Queen’s Hospital neglect contributed to mother’s death

In a very rare ruling, a coroner has found that a serious failure by the Queen’s Hospital in Romford contributed to the death of Tebussam Ali, known as Serena.

Serena Ali who died at Queen's hospital Romford

Mr Chinyere Inyama found that the death of Mrs Ali was due to natural causes contributed to by neglect. First time mother Mrs Ali was admitted to Queen’s Hospital Romford on January 23 for a planned induction. The coroner found that: “there was a serious failure to monitor and observe her properly after the commencement of the induction process during which her uterus ruptured leading, ultimately, to cardiac arrest and her death five days later.”

Mrs Ali’s baby daughter Zainab was stillborn. In court on Wednesday the coroner said: “The absence of help amounted to a gross failure to take basic observations and examinations of an utterly dependent woman.
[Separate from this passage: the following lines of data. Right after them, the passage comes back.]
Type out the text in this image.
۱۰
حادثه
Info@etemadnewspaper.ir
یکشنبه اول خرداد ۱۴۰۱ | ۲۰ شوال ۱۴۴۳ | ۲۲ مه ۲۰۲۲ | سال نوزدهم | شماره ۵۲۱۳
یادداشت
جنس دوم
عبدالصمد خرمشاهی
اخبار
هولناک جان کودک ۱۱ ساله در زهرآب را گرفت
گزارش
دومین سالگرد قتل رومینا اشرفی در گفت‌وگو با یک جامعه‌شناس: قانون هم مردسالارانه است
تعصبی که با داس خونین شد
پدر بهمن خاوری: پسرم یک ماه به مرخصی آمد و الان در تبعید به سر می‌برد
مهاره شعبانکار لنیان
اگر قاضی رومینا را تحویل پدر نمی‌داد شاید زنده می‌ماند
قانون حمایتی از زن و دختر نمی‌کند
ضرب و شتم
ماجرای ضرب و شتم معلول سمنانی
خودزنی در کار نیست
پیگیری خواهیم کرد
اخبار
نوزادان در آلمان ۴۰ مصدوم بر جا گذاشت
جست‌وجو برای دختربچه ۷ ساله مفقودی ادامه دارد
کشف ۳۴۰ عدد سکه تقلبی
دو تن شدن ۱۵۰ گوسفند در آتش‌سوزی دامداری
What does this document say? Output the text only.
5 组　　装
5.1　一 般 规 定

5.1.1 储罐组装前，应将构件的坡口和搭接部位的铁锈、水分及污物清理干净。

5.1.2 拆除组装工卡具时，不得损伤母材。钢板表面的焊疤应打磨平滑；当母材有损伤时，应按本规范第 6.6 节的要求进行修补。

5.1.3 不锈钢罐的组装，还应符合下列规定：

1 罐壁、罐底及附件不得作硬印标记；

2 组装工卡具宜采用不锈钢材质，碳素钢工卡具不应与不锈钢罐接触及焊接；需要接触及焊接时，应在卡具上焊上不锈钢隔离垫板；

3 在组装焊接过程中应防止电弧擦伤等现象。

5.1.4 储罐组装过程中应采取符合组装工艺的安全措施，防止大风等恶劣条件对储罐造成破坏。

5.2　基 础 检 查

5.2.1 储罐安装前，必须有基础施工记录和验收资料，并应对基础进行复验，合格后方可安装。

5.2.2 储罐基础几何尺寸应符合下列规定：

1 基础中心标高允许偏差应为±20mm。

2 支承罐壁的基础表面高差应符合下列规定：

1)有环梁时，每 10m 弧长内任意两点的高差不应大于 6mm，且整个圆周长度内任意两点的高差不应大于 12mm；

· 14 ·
It is more likely than not that if observations and monitoring had been carried out, there would have been a different outcome.”

When Mrs Ali collapsed on the antenatal ward and the call went out for a crash team, one midwife said she’d finished her shift and threatened to go home. When she stopped breathing, the oxygen mask was missing. The team performed an emergency caesarian on the bed but there was no resuscitation cot ready for baby Zainab. Instead a doctor had to run to the labour ward with her in his arms.

Very unusually, the coroner said that he would be writing to the Department of Health, the Nursing and Midwifery Council and the CQC [NHS watchdog], to recommend that the guidance on monitoring and observing women whose labour has been induced should be made more explicit.